The report, Tracking Clean Energy Progress, highlighted the rapid progress made in some renewable technologies, notably the solar panels easily installed by households and businesses (solar PV) and in onshore wind technologies. In fact, onshore wind has seen 27% average annual growth over the past decade, and solar PV has grown at 42%, albeit from a small base. Even more impressive is the 75% reduction in system costs for solar PV in as little as three years in some countries. This serves as evidence that rapid technology change is possible. Unfortunately, however, the report concludes that most clean energy technologies are not on track to make their required contribution to reducing carbon dioxide (CO2) emissions and thereby provide a more secure energy system.

“We have a responsibility and a golden opportunity to act,” said IEA Deputy Executive Director Ambassador Richard H Jones. “Energy-related CO2 emissions are at historic highs; under current policies, we estimate that energy use and CO2 emissions would increase by a third by 2020, and almost double by 2050. This would likely send global temperatures at least 6°C higher.
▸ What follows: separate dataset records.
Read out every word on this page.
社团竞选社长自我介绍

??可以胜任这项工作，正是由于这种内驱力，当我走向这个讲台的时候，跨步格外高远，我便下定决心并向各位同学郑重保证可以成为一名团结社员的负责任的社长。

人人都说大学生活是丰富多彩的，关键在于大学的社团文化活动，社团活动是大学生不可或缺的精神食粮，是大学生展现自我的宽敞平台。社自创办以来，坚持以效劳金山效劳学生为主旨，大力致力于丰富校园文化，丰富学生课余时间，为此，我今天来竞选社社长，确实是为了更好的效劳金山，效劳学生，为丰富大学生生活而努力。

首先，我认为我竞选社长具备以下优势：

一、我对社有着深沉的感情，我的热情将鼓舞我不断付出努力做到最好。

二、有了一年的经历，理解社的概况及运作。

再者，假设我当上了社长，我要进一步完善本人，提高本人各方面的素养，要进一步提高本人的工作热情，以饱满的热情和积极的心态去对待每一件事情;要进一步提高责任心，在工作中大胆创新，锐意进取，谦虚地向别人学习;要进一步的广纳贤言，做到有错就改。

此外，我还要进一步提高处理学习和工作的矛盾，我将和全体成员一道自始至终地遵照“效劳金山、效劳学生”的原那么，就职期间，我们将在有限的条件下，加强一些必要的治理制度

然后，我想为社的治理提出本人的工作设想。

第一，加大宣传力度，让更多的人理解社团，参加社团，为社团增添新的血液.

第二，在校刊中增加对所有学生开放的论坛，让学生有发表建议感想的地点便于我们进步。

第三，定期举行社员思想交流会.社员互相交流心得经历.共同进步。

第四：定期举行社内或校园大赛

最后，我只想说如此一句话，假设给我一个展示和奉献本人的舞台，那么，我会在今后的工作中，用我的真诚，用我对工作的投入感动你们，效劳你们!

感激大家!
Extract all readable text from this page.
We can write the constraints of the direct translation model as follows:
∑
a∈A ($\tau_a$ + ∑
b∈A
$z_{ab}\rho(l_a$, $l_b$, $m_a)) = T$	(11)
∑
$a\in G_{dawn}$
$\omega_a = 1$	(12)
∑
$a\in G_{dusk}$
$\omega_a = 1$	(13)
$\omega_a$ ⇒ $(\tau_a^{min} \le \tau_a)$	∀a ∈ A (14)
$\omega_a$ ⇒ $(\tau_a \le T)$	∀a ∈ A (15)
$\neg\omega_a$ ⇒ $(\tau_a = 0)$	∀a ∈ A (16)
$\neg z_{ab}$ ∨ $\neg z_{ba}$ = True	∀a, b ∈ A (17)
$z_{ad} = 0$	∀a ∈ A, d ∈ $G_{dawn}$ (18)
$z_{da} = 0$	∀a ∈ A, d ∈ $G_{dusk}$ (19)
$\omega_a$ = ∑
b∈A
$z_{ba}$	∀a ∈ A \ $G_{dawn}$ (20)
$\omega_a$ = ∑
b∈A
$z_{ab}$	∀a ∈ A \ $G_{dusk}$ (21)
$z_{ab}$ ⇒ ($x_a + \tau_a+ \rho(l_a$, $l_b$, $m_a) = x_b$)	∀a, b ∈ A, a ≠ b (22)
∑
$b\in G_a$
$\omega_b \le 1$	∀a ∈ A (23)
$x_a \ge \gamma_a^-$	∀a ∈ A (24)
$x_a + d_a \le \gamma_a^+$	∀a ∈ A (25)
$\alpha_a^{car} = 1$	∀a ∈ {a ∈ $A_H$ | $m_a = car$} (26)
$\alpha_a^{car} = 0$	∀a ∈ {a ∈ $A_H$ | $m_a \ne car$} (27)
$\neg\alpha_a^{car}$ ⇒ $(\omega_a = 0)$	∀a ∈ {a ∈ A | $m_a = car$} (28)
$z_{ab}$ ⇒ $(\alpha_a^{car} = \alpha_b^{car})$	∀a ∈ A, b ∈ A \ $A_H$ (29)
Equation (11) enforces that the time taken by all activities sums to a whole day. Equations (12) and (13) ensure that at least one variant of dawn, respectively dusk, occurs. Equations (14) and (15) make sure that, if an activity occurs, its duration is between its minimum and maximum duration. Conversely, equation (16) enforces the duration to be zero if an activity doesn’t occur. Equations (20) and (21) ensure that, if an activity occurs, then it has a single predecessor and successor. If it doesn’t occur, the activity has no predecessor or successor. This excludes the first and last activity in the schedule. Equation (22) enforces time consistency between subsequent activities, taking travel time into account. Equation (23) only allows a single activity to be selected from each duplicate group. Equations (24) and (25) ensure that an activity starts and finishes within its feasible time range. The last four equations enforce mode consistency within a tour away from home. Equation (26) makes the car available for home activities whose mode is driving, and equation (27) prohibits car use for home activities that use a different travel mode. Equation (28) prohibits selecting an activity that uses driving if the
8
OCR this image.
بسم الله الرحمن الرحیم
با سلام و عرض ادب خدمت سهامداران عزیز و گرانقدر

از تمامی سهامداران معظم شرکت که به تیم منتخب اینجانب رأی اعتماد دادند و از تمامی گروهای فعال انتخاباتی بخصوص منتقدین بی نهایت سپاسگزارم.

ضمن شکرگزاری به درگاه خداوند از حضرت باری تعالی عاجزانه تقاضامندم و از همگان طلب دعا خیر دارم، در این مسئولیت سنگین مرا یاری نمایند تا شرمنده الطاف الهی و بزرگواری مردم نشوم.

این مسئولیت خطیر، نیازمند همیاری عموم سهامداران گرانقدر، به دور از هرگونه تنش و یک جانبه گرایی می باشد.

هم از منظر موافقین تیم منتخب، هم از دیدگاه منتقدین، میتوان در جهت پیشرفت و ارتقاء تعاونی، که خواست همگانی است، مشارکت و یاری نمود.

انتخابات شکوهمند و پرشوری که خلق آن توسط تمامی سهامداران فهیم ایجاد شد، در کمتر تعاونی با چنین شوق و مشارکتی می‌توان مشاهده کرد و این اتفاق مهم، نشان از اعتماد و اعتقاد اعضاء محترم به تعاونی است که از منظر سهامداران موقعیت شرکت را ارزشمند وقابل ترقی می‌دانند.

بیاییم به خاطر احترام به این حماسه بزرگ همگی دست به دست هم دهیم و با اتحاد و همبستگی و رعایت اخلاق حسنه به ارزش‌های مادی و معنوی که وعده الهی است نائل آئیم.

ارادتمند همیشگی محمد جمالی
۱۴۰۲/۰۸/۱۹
Such an outcome would confront future generations with significant economic, environmental and energy security hardships – a legacy that I know none of us wishes to leave behind.”

The report, which Ambassador Jones presented at the third Clean Energy Ministerial (CEM) in London, urges aggressive policy action to take full advantage of the benefits offered by clean energy technologies. In sounding the alarm over the report’s findings, Ambassador Jones stressed the positive role the CEM can play in improving the situation.

“The ministers meeting this week in London have an incredible opportunity before them,” he said. “It is my hope that they heed our warning of insufficient progress, and act to seize the security, economic and environmental benefits that a clean-energy transition can bring.”

The report notes that many technologies with great potential for energy and emissions savings are making halting progress at best. Carbon capture and storage (CCS) is not seeing the necessary rates of investment to develop full-scale demonstration projects, and nearly half of new coal-fired power plants are still being built with inefficient technology. Vehicle fuel-efficiency improvement is slow, and significant untapped energy-efficiency potential remains in the building and industry sectors.

In addition, while government targets for electric vehicles (20 million by 2020) are ambitious, as are continued nuclear expansion plans in many countries, translating plans into reality is easier said than done. Manufacturers’ production targets for electric vehicles after 2014 are highly uncertain; and increasing public opposition to nuclear power is proving challenging to address.

The report offers three over-arching policy recommendations for changing this status quo and moving clean-energy technologies to the mainstream market:

  • First, level the playing field for clean energy technologies. This means ensuring that energy prices reflect the “true cost” of energy – accounting for the positive and negative impacts of energy production and consumption;
  • Second, unlock the potential of energy efficiency, the “hidden fuel” of the future. Making sure that energy is not wasted and that it is used in the best possible way is the most cost-effective action and must be the first step of any policy aimed at building a sustainable energy mix’
  • Finally, accelerate energy innovation and public support for research, development and demonstration. This will help lay the groundwork for private sector innovation, and speed technologies to market.

About the IEA
The International Energy Agency (IEA) is an autonomous organisation which works to ensure reliable, affordable and clean energy for its 28 member countries and beyond. Founded in response to the 1973/4 oil crisis, the IEA’s initial role was to help countries co-ordinate a collective response to major disruptions in oil supply through the release of emergency oil stocks to the markets. While this continues to be a key aspect of its work, the IEA has evolved and expanded. It is at the heart of global dialogue on energy, providing reliable and unbiased research, statistics, analysis and recommendations.